Most of what I’ve written has sold, which tells you I am darn slow. That slowness is not continual. I wrote my fifth novel, Ring of Swords, in eighteen months. But taken all in all, I have averaged a hundred pages of publishable material a year. This speed does not make for a dynamic writing career. But, after thirty plus years, it results in a noticeable body of work and an audience -- not huge, but noticeable.
The purpose of the web site is to collect information about me and my writing in one place. Thanks to the Internet, a lot of my work is still easily available, which means the Arnason completist need no longer haunt the dealer rooms at science fiction conventions, looking for paperback books with yellow pages in plastic bags or beat up copies of Orbit and Asimov’s Science Fiction Magazine. A small collection of my work came out from Aqueduct in 2005; and I working -- slowly -- on three more short story collections.
I want people to know what I have done and am planning to do and where they can find my writing.
What does this have to do with a blog?
I checked the web sites of a lot of science fiction writers. All are competent; and a fair number are handsome; but many -- possibly most -- are out of date.

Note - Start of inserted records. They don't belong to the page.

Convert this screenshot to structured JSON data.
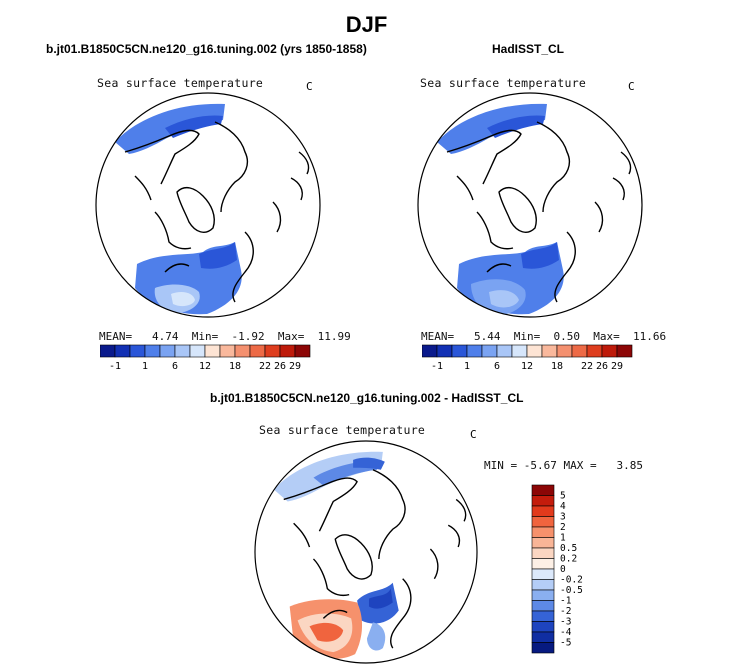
{
  "figure_title": "DJF",
  "panels": [
    {
      "case_title": "b.jt01.B1850C5CN.ne120_g16.tuning.002 (yrs 1850-1858)",
      "variable": "Sea surface temperature",
      "units": "C",
      "stats": {
        "mean_label": "MEAN=",
        "mean": "4.74",
        "min_label": "Min=",
        "min": "-1.92",
        "max_label": "Max=",
        "max": "11.99"
      },
      "colorbar": {
        "colors": [
          "#0a1a8c",
          "#1230b4",
          "#2a56d8",
          "#4f7fea",
          "#7aa3f2",
          "#a9c6f7",
          "#d6e6fb",
          "#fde4d4",
          "#f9b89c",
          "#f4906f",
          "#ed6a46",
          "#de3d1e",
          "#be1a0a",
          "#8c0606"
        ],
        "labels": [
          "-1",
          "1",
          "6",
          "12",
          "18",
          "22",
          "26",
          "29"
        ]
      }
    },
    {
      "case_title": "HadISST_CL",
      "variable": "Sea surface temperature",
      "units": "C",
      "stats": {
        "mean_label": "MEAN=",
        "mean": "5.44",
        "min_label": "Min=",
        "min": "0.50",
        "max_label": "Max=",
        "max": "11.66"
      },
      "colorbar": {
        "colors": [
          "#0a1a8c",
          "#1230b4",
          "#2a56d8",
          "#4f7fea",
          "#7aa3f2",
          "#a9c6f7",
          "#d6e6fb",
          "#fde4d4",
          "#f9b89c",
          "#f4906f",
          "#ed6a46",
          "#de3d1e",
          "#be1a0a",
          "#8c0606"
        ],
        "labels": [
          "-1",
          "1",
          "6",
          "12",
          "18",
          "22",
          "26",
          "29"
        ]
      }
    }
  ],
  "difference": {
    "case_title": "b.jt01.B1850C5CN.ne120_g16.tuning.002 - HadISST_CL",
    "variable": "Sea surface temperature",
    "units": "C",
    "stats": {
      "min_label": "MIN =",
      "min": "-5.67",
      "max_label": "MAX =",
      "max": "3.85"
    },
    "colorbar": {
      "colors": [
        "#8c0606",
        "#c41c0c",
        "#e23a1c",
        "#f0643e",
        "#f6916c",
        "#f9b597",
        "#fbd6c2",
        "#fdf0e6",
        "#dce9fb",
        "#b4cdf6",
        "#8aaff0",
        "#5d89e6",
        "#3563d6",
        "#1e44bf",
        "#102ea2",
        "#071a80"
      ],
      "labels": [
        "5",
        "4",
        "3",
        "2",
        "1",
        "0.5",
        "0.2",
        "0",
        "-0.2",
        "-0.5",
        "-1",
        "-2",
        "-3",
        "-4",
        "-5"
      ]
    }
  },
  "chart_data": {
    "type": "map",
    "projection": "north polar stereographic",
    "season": "DJF",
    "panels": [
      {
        "name": "b.jt01.B1850C5CN.ne120_g16.tuning.002 (yrs 1850-1858)",
        "variable": "Sea surface temperature",
        "units": "C",
        "mean": 4.74,
        "min": -1.92,
        "max": 11.99,
        "contour_levels": [
          -1,
          1,
          6,
          12,
          18,
          22,
          26,
          29
        ]
      },
      {
        "name": "HadISST_CL",
        "variable": "Sea surface temperature",
        "units": "C",
        "mean": 5.44,
        "min": 0.5,
        "max": 11.66,
        "contour_levels": [
          -1,
          1,
          6,
          12,
          18,
          22,
          26,
          29
        ]
      },
      {
        "name": "b.jt01.B1850C5CN.ne120_g16.tuning.002 - HadISST_CL",
        "variable": "Sea surface temperature",
        "units": "C",
        "min": -5.67,
        "max": 3.85,
        "contour_levels": [
          -5,
          -4,
          -3,
          -2,
          -1,
          -0.5,
          -0.2,
          0,
          0.2,
          0.5,
          1,
          2,
          3,
          4,
          5
        ]
      }
    ]
  }
}
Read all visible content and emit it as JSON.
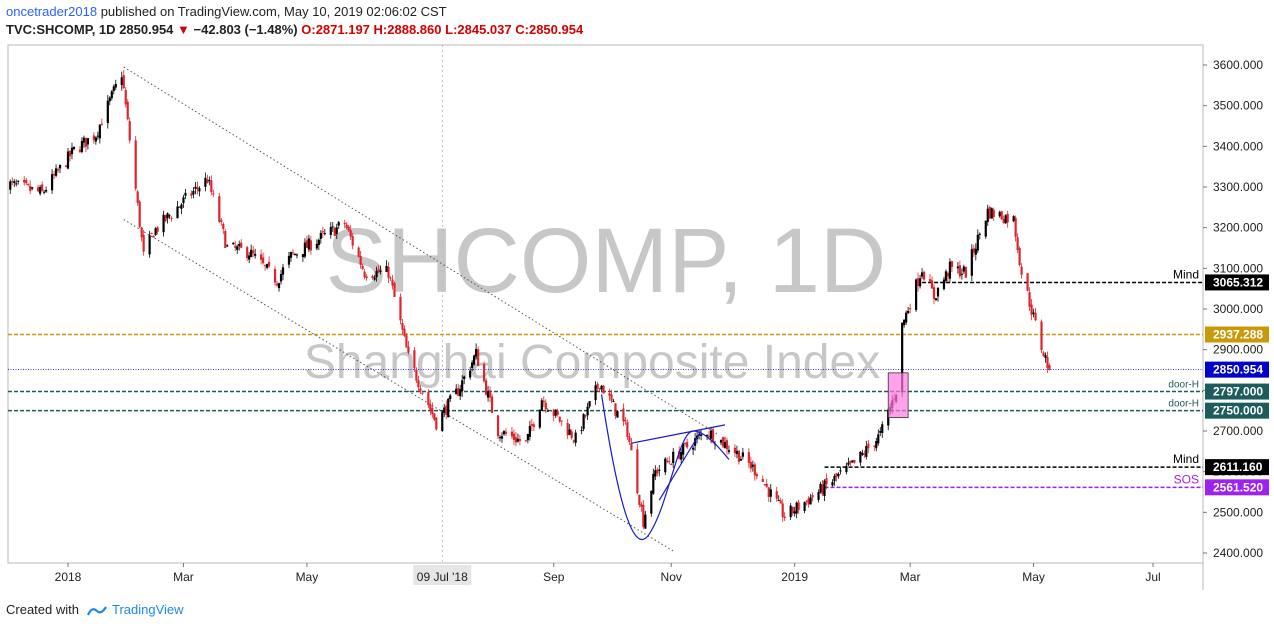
{
  "header": {
    "user": "oncetrader2018",
    "published_text": "published on TradingView.com, May 10, 2019 02:06:02 CST",
    "symbol": "TVC:SHCOMP, 1D",
    "last": "2850.954",
    "change": "−42.803 (−1.48%)",
    "open": "O:2871.197",
    "high": "H:2888.860",
    "low": "L:2845.037",
    "close": "C:2850.954"
  },
  "watermark": {
    "ticker": "SHCOMP, 1D",
    "name": "Shanghai Composite Index"
  },
  "footer": {
    "created_with": "Created with",
    "brand": "TradingView"
  },
  "colors": {
    "up": "#000000",
    "down": "#e0242c",
    "mind": "#000000",
    "gold": "#c89a0a",
    "current": "#0000cc",
    "door": "#1d5c5c",
    "sos": "#a020f0",
    "pattern": "#1a1ad0",
    "box": "#ff7be0"
  },
  "chart_data": {
    "type": "candlestick",
    "ylim": [
      2370,
      3660
    ],
    "y_ticks": [
      "3600.000",
      "3500.000",
      "3400.000",
      "3300.000",
      "3200.000",
      "3100.000",
      "3000.000",
      "2900.000",
      "2800.000",
      "2700.000",
      "2600.000",
      "2500.000",
      "2400.000"
    ],
    "x_ticks": [
      {
        "label": "2018",
        "date": "2018-01-02"
      },
      {
        "label": "Mar",
        "date": "2018-03-01"
      },
      {
        "label": "May",
        "date": "2018-05-02"
      },
      {
        "label": "09 Jul '18",
        "date": "2018-07-09",
        "highlight": true
      },
      {
        "label": "Sep",
        "date": "2018-09-03"
      },
      {
        "label": "Nov",
        "date": "2018-11-01"
      },
      {
        "label": "2019",
        "date": "2019-01-02"
      },
      {
        "label": "Mar",
        "date": "2019-03-01"
      },
      {
        "label": "May",
        "date": "2019-05-02"
      },
      {
        "label": "Jul",
        "date": "2019-07-01"
      }
    ],
    "anchors": [
      [
        "2017-12-01",
        3310
      ],
      [
        "2017-12-20",
        3285
      ],
      [
        "2018-01-05",
        3390
      ],
      [
        "2018-01-16",
        3430
      ],
      [
        "2018-01-29",
        3580
      ],
      [
        "2018-02-09",
        3130
      ],
      [
        "2018-02-14",
        3190
      ],
      [
        "2018-03-02",
        3270
      ],
      [
        "2018-03-13",
        3320
      ],
      [
        "2018-03-23",
        3150
      ],
      [
        "2018-04-03",
        3140
      ],
      [
        "2018-04-17",
        3070
      ],
      [
        "2018-04-24",
        3130
      ],
      [
        "2018-05-21",
        3210
      ],
      [
        "2018-05-31",
        3090
      ],
      [
        "2018-06-12",
        3090
      ],
      [
        "2018-06-22",
        2880
      ],
      [
        "2018-07-06",
        2720
      ],
      [
        "2018-07-17",
        2800
      ],
      [
        "2018-07-26",
        2890
      ],
      [
        "2018-08-06",
        2700
      ],
      [
        "2018-08-20",
        2670
      ],
      [
        "2018-08-28",
        2780
      ],
      [
        "2018-09-14",
        2680
      ],
      [
        "2018-09-26",
        2820
      ],
      [
        "2018-10-10",
        2700
      ],
      [
        "2018-10-18",
        2480
      ],
      [
        "2018-10-24",
        2600
      ],
      [
        "2018-11-06",
        2650
      ],
      [
        "2018-11-19",
        2700
      ],
      [
        "2018-12-03",
        2650
      ],
      [
        "2018-12-14",
        2600
      ],
      [
        "2018-12-28",
        2490
      ],
      [
        "2019-01-04",
        2514
      ],
      [
        "2019-01-14",
        2550
      ],
      [
        "2019-02-01",
        2620
      ],
      [
        "2019-02-14",
        2690
      ],
      [
        "2019-02-22",
        2800
      ],
      [
        "2019-02-25",
        2960
      ],
      [
        "2019-03-07",
        3100
      ],
      [
        "2019-03-13",
        3030
      ],
      [
        "2019-03-21",
        3100
      ],
      [
        "2019-03-29",
        3090
      ],
      [
        "2019-04-09",
        3240
      ],
      [
        "2019-04-22",
        3220
      ],
      [
        "2019-04-26",
        3090
      ],
      [
        "2019-05-06",
        2906
      ],
      [
        "2019-05-10",
        2850.954
      ]
    ],
    "levels": [
      {
        "label": "3065.312",
        "value": 3065.312,
        "type": "mind",
        "note": "Mind"
      },
      {
        "label": "2937.288",
        "value": 2937.288,
        "type": "gold",
        "note": ""
      },
      {
        "label": "2850.954",
        "value": 2850.954,
        "type": "current",
        "note": ""
      },
      {
        "label": "2797.000",
        "value": 2797.0,
        "type": "door",
        "note": "door-H"
      },
      {
        "label": "2750.000",
        "value": 2750.0,
        "type": "door",
        "note": "door-H"
      },
      {
        "label": "2611.160",
        "value": 2611.16,
        "type": "mind",
        "note": "Mind"
      },
      {
        "label": "2561.520",
        "value": 2561.52,
        "type": "sos",
        "note": "SOS"
      }
    ]
  }
}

It’s obvious what has happened. The author got excited by the idea of a web site. Maybe a new novel was coming out. Maybe the author decided that the Internet was a fabulous new form of marketing, which might make up for the fact that publishers do almost nothing for most of the books they publish.
(Publishers reserve their marketing money for the handful of books they think will do really well. The rest are left to sink or swim on their own. If a book manages to swim, if its sales figures are good enough, the publisher will buy another book from the same author and treat it the same way. Over the side you go with no life jacket, while the sharks of indifference circle.)
So authors put up web sites, and then lose interest. What is left to do, after they post their biography and bibliography and list the conventions they are planning to attend? Maybe the Internet is a fabulous new marketing tool, but most of us can’t figure out how to use it.
If they are full-time writers, they are under pressure to meet deadlines and finish books. If they are not full-time writers, they are trying to write in addition to working a day job and maybe having a family or a personal life.
So the web site is not updated; and people like me notice this and do not come back a second time.
I want people to return to my web site and find new and exciting news about Eleanor Arnason and her writing. But I am, as I pointed out above, amazingly slow. This means new and exciting news will not come often. So how do I keep people interested in checking up on me?
The obvious answer is a blog.
Here it is. I am going to try to post pretty often, while leaving myself time to write my fiction; and I will try not to talk too much about the stories I’m working on.